The Chatham-Kent Health Alliance ended the 2012-13 fiscal year better than expected thanks to savings in overtime and sick time, but is still running an overall deficit of $2.7 million.
Sarah Padfield, CKHA vice-president and chief financial officer, said overtime costs were down approximately $300,000 and sick time was reduced by $100,000 compared to the previous year. However, the operational deficit was still $1.2 million for the year.
“It's always good to exceed your target, especially when you're budgeting a deficit,” she said.
The CKHA has previously projected a deficit of $5 million by the 2014-15 fiscal year.
Padfield said management have been working on a plan because it knows its funding from the Ministry of Health and Long-Term Care is going to stay at zero or possible go down in the future as costs continue to go up.
The CKHA announced 23.5 layoffs and a reduction of 22 beds last summer.
Padfield said only two or three individuals actually lost their job, noting the rest of the positions were mitigated through such things as early retirements and filling other vacant positions.
“We were quite fortunate that we didn't have a really large impact on the workforce and we were really able to work closely with the unions to retain as many people as we can and minimize that impact,” she said.
Although there's been some positives with the last budget, Padfield said, “long-term deficits are a significant concern because there's lots of areas that need re-investment.”
She said the biggest change hospitals across the province are working towards is more integration with the community and partnering with primary care and mental health.
“The only way to really lower costs of hospitals is to keep more people out of them,” Padfield said.
She added that means having services delivered in non-hospital settings and avoiding people using hospitals.
“Those are the big issues in terms of looking at how do we, as a system, manage patients more cost effectively,” Padfield said.

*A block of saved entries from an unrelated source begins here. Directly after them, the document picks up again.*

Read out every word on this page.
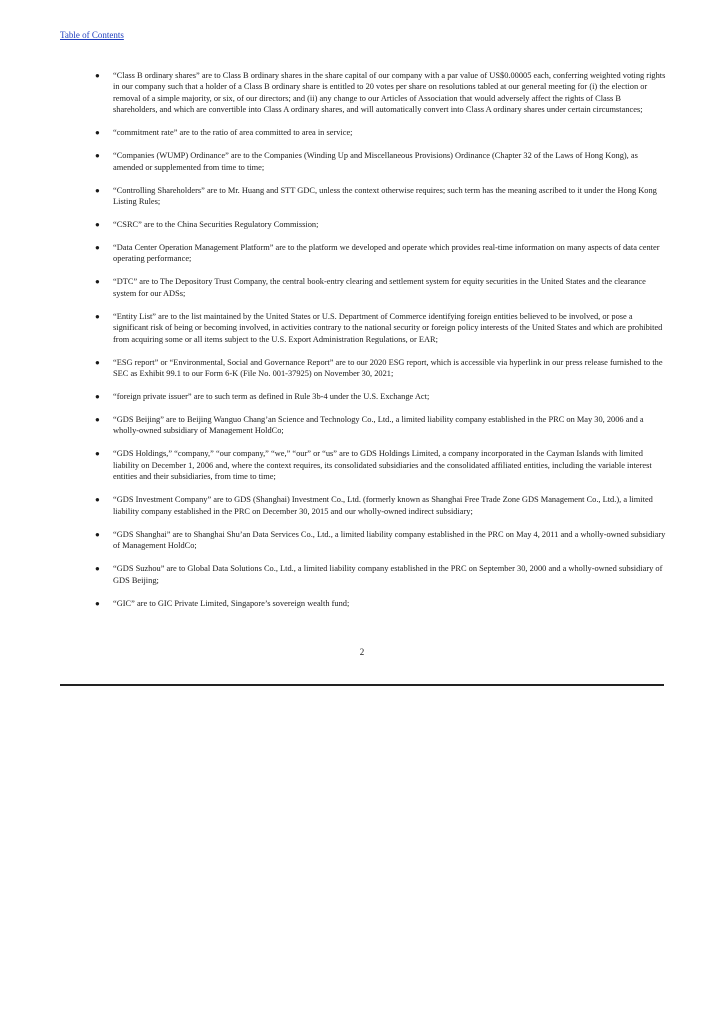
Table of Contents
● “Class B ordinary shares” are to Class B ordinary shares in the share capital of our company with a par value of US$0.00005 each, conferring weighted voting rights in our company such that a holder of a Class B ordinary share is entitled to 20 votes per share on resolutions tabled at our general meeting for (i) the election or removal of a simple majority, or six, of our directors; and (ii) any change to our Articles of Association that would adversely affect the rights of Class B shareholders, and which are convertible into Class A ordinary shares, and will automatically convert into Class A ordinary shares under certain circumstances;
● “commitment rate” are to the ratio of area committed to area in service;
● “Companies (WUMP) Ordinance” are to the Companies (Winding Up and Miscellaneous Provisions) Ordinance (Chapter 32 of the Laws of Hong Kong), as amended or supplemented from time to time;
● “Controlling Shareholders” are to Mr. Huang and STT GDC, unless the context otherwise requires; such term has the meaning ascribed to it under the Hong Kong Listing Rules;
● “CSRC” are to the China Securities Regulatory Commission;
● “Data Center Operation Management Platform” are to the platform we developed and operate which provides real-time information on many aspects of data center operating performance;
● “DTC” are to The Depository Trust Company, the central book-entry clearing and settlement system for equity securities in the United States and the clearance system for our ADSs;
● “Entity List” are to the list maintained by the United States or U.S. Department of Commerce identifying foreign entities believed to be involved, or pose a significant risk of being or becoming involved, in activities contrary to the national security or foreign policy interests of the United States and which are prohibited from acquiring some or all items subject to the U.S. Export Administration Regulations, or EAR;
● “ESG report” or “Environmental, Social and Governance Report” are to our 2020 ESG report, which is accessible via hyperlink in our press release furnished to the SEC as Exhibit 99.1 to our Form 6-K (File No. 001-37925) on November 30, 2021;
● “foreign private issuer” are to such term as defined in Rule 3b-4 under the U.S. Exchange Act;
● “GDS Beijing” are to Beijing Wanguo Chang’an Science and Technology Co., Ltd., a limited liability company established in the PRC on May 30, 2006 and a wholly-owned subsidiary of Management HoldCo;
● “GDS Holdings,” “company,” “our company,” “we,” “our” or “us” are to GDS Holdings Limited, a company incorporated in the Cayman Islands with limited liability on December 1, 2006 and, where the context requires, its consolidated subsidiaries and the consolidated affiliated entities, including the variable interest entities and their subsidiaries, from time to time;
● “GDS Investment Company” are to GDS (Shanghai) Investment Co., Ltd. (formerly known as Shanghai Free Trade Zone GDS Management Co., Ltd.), a limited liability company established in the PRC on December 30, 2015 and our wholly-owned indirect subsidiary;
● “GDS Shanghai” are to Shanghai Shu’an Data Services Co., Ltd., a limited liability company established in the PRC on May 4, 2011 and a wholly-owned subsidiary of Management HoldCo;
● “GDS Suzhou” are to Global Data Solutions Co., Ltd., a limited liability company established in the PRC on September 30, 2000 and a wholly-owned subsidiary of GDS Beijing;
● “GIC” are to GIC Private Limited, Singapore’s sovereign wealth fund;
2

In April, the CKHA moved five programs previously offered in hospital to the Chatham-Kent Community Health Centres. This included cardiac rehab, outpatient nutritional counselling service, respiratory health centre work, healthier living education series and outpatient chiropody.
When asked if there is a projection for when the deficit will be eliminated, Padfield said it's difficult to say, because the funding they receive from the ministry is only on a year-to-year basis. She noted the CKHA is already a quarter-way into this current fiscal year and is just starting to get funding information from the ministry.
“It's very difficult to look forward over a period of a couple of years and make projections when you're always kind of starting from behind,” Padfield said.
She noted the CKHA is hoping to receive the same $102 million funding it got from the ministry last year.
“We're working on that assumption,” Padfield said. “I think it will be close.”
She said of the changes made throughout the last year, very few of them have had patient impact.
“In many cases, especially where were able to partner more closely with the community, we actually think we've improved patient care,” she said.
Padfield said the challenge is: “How do you redesign health care in a way that you're not going to impact patients, that you're not going to impact how people access the health care system, but do it in a more cost-effective manner?”